Dustin nods; Steve pulls him on board, Eddie right behind in case he falls.
Silence. Breathing. Dustin up against his chest, shaking.
Eddie mutters, “Here, here,” passing over the towels that they’d brought with what had felt like foolish optimism.
“You—you d-didn’t bring a ch-change of clothes?” Dustin says, with biting, wonderful sarcasm. His teeth chatter, and Eddie wraps him in another towel. “D-do I do all the th-thinking around here?”
Steve’s answering laugh turns into weeping—he runs a towel over Dustin’s hair, sobs through a smile when Dustin whines out a petulant complaint.
“I’ve got you,” Steve says. He kisses his forehead. “I’ve got you.”
“I know,” Dustin says. He shuffles closer, cuddles further into Steve’s chest even though they’re all soaking wet. “Knew… knew you’d come.” His hand reaches to the side, fumbling for Eddie. “Sorry. Think I broke your… your pick.”
Eddie just shakes his head, tearful, a hand covering his mouth.
“Yeah,” Steve says, “I really don’t think he cares, bud.”
“My mom’s gonna freak,” Dustin mumbles. His head is nodding tiredly as he says it.
“Yeah,” Steve echoes. He swallows. “She—she will.”

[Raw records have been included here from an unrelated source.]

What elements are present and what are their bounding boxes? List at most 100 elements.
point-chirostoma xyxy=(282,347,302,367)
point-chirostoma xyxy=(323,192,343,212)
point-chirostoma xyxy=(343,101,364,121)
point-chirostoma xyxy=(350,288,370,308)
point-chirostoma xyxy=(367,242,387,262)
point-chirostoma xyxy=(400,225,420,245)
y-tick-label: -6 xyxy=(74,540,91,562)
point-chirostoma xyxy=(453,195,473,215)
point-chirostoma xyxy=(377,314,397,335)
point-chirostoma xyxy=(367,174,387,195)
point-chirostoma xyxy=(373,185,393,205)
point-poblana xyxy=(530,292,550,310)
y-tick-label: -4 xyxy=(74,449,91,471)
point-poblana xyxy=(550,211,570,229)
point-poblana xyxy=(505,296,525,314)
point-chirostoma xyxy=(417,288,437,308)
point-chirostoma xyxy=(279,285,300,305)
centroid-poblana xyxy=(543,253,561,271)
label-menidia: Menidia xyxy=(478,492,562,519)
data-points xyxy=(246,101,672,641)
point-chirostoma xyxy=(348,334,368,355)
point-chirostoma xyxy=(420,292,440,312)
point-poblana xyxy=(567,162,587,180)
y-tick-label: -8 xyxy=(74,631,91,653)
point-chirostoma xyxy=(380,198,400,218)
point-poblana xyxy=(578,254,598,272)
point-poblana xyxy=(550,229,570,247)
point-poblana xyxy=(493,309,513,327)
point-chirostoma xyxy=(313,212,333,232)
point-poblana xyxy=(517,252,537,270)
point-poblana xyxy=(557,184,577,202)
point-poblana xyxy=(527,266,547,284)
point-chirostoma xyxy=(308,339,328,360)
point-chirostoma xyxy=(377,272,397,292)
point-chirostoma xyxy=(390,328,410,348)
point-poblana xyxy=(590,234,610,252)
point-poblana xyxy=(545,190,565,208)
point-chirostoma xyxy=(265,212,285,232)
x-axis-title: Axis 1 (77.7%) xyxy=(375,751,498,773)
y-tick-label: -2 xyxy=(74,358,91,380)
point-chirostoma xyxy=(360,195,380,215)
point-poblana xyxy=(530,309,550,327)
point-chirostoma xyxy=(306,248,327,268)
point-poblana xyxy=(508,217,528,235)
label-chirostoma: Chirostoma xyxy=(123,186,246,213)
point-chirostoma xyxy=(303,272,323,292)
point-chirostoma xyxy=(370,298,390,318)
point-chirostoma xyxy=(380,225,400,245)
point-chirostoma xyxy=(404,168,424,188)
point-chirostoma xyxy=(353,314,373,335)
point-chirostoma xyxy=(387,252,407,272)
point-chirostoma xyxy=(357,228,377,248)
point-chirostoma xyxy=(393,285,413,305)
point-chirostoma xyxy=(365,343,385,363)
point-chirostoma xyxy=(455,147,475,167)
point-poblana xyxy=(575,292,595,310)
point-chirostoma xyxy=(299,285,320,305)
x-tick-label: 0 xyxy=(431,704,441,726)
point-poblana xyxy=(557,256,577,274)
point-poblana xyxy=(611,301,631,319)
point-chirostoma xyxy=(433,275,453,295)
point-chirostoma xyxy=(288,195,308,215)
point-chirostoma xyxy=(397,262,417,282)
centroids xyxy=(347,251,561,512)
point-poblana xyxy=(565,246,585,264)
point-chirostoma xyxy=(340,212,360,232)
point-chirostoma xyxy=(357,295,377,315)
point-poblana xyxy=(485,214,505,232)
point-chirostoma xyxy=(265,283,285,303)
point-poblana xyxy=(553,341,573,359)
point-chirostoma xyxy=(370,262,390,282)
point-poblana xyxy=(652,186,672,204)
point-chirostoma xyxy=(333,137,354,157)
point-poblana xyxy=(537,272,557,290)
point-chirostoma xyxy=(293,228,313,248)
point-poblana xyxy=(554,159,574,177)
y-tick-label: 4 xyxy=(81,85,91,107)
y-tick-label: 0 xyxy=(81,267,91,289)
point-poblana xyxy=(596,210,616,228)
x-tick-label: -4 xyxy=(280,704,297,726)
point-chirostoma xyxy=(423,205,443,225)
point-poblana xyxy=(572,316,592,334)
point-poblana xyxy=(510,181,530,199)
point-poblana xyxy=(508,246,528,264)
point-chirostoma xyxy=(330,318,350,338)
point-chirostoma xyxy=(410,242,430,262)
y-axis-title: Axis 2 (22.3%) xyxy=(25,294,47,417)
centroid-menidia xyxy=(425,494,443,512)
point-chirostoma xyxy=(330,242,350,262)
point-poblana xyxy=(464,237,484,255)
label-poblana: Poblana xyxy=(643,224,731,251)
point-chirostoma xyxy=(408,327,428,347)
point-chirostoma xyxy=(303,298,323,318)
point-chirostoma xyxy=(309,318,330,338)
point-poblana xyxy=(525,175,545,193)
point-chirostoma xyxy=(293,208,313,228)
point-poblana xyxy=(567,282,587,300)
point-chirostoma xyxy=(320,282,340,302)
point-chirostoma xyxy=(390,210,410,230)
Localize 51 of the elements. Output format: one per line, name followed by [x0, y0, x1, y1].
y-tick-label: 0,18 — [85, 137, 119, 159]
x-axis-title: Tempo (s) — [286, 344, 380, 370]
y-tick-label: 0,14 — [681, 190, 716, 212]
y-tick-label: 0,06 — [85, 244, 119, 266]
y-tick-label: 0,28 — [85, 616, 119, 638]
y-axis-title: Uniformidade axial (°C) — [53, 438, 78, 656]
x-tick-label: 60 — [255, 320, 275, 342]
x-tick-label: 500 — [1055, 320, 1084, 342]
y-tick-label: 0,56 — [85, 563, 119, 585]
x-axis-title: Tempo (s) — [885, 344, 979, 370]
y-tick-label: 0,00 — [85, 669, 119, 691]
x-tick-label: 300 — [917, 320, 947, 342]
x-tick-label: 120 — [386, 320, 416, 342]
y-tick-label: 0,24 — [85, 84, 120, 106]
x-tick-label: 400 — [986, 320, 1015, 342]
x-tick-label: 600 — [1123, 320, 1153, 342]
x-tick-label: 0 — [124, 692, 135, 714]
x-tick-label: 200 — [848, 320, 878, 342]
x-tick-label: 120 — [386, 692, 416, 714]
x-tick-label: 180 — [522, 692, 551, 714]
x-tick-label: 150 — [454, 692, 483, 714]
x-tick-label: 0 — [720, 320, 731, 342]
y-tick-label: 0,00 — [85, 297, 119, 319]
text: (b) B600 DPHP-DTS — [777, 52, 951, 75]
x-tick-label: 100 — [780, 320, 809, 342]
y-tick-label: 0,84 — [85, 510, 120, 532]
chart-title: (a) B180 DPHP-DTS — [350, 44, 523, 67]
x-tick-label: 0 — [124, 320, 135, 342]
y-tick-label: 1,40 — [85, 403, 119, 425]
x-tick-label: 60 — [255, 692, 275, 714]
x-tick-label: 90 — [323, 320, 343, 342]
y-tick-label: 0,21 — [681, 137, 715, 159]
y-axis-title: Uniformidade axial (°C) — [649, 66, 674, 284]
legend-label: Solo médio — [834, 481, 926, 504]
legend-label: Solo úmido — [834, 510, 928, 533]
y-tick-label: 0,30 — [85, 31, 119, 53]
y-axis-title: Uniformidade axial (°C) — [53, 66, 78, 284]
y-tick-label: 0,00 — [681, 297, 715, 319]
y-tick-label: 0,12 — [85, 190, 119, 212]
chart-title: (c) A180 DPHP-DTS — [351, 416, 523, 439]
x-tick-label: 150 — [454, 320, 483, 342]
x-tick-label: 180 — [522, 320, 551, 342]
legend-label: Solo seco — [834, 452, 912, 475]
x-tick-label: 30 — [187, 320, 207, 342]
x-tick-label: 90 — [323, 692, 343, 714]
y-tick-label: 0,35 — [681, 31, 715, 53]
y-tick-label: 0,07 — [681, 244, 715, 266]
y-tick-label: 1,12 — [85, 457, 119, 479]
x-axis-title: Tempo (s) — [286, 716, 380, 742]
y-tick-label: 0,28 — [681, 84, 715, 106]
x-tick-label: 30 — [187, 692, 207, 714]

Eddie picks up the oar. Dustin sighs, lax with sleep. Steve can feel him breathing.
And he’ll have changed in some ways—they all have, it’s inevitable. It would be naive to think otherwise.
But the glimmer of him is still there, in his voice.
He’s back.
Steve holds Dustin tight—keeps him as warm as he can as Eddie rows, taking them home, home, home.